Special Manuevers

I’m in family nurse practitioner school and the course I’m currently taking is physical assessment techniques. I’m going through ortho right now and diagnostic tests are being discussed in the text related to primary care orthopedic complaints ie., shoudler pain, knee pain, back pain etc. Most of the maneuvers I am required to learn are backed up according to the text with good sensitivity and specificity for diagnosis of the pathology they claim to screen for with citations to the meta analyses validating these tests. What I have learned from barbell medicine’s content makes me skeptical of tests that rely on reproducing pain or really any other test that a clinician can manually perform. Are these types of tests bull shit? Do they have clinical value? I have to suspend what I have learned here in order to fully digest and learn the reductionist techniques discussed in the text and was wondering if these tests really possess the validity the authors claim. If these tests have no diagnostic value than when would one know when additional work up and imaging were warranted?

Are these types of tests bull shit? Do they have clinical value?

I don’t think it would be appropriate for us to make broad, sweeping claims about such tests as there is variability among them. Specific examples would facilitate discussion.

If these tests have no diagnostic value than when would one know when additional work up and imaging were warranted?

This depends on the potential diagnoses in question. The purpose of testing in order to make a diagnosis is to inform specific management plans. If you have a test that purports to distinguish between two diagnostic entities that ultimately have the exact same clinical management, then we would argue that the test isn’t especially useful. Unless the diagnosis itself changes your management of the patient, the label applied to the patient’s case probably isn’t worth much concern.

I’m sure Mike and Derek will have more to say here.

Great questions. I’m in agreement with Ausitn.

I usually reflect on how many tests we have that are named after someone when thinking about this topic…perhaps it is the name that leads one to think special rather than the test itself - which would likely explain why we have so many orthopedic tests.

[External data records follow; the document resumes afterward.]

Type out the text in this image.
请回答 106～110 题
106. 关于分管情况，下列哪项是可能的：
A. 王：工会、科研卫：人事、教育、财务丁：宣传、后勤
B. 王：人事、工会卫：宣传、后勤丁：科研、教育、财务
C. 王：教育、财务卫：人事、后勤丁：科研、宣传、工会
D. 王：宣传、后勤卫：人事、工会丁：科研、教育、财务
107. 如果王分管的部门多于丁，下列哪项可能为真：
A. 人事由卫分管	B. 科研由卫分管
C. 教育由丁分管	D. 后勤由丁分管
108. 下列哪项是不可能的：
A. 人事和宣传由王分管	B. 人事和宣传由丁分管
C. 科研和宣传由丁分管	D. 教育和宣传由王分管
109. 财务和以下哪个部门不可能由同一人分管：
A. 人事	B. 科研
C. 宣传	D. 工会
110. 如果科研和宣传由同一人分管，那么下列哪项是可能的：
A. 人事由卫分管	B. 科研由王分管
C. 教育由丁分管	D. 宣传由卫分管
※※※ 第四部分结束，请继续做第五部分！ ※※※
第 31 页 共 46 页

Anyways - you are right for being skeptical. There are articles pushing back on the idea of special tests in the MSK context:

It Is Time to Put Special Tests for Rotator Cuff–Related Shoulder Pain out to Pasture

Orthopaedic special tests and diagnostic accuracy studies: house wine served in very cheap containers - this excerpt summarizes my opinion on the topic well:

“House wine is the abstruse alcoholic drink sold by restaurants to thirsty, unquestioning individuals who are looking for the path of least resistance. House wine is easily accessible, simplifies an oft-complex process and ‘feels’ like its highbrow cousins. House wine is alluring to sellers of wine because it appeals to the masses and is profitable. House wine meets a need; but its packaging (usually a box) is generally looked down upon by discerning consumers since it signals lack of quality. Unfortunately, orthopedic special tests are the house wine of the research community and diagnostic accuracy studies are the cheap containers in which they are served.”

Superficially these tests sound great, but rarely are necessary or lead to meaningful difference in usual management. However, they are often rationalized as a gateway into unnecessary future investigations, like imaging, and unnecessary interventions.

If you give us some specific case context then I can probably provide more specific insight. I can say, generally speaking, I will test ligamentous stability in post trauma situations. A clinical context that comes to mind would be if I’m suspicious of an ACL rupture then I will likely perform anterior drawer and a Lachman’s then image depending on how much my suspicion is increased and patient is leaning towards surgical intervention for a specific return to activity level.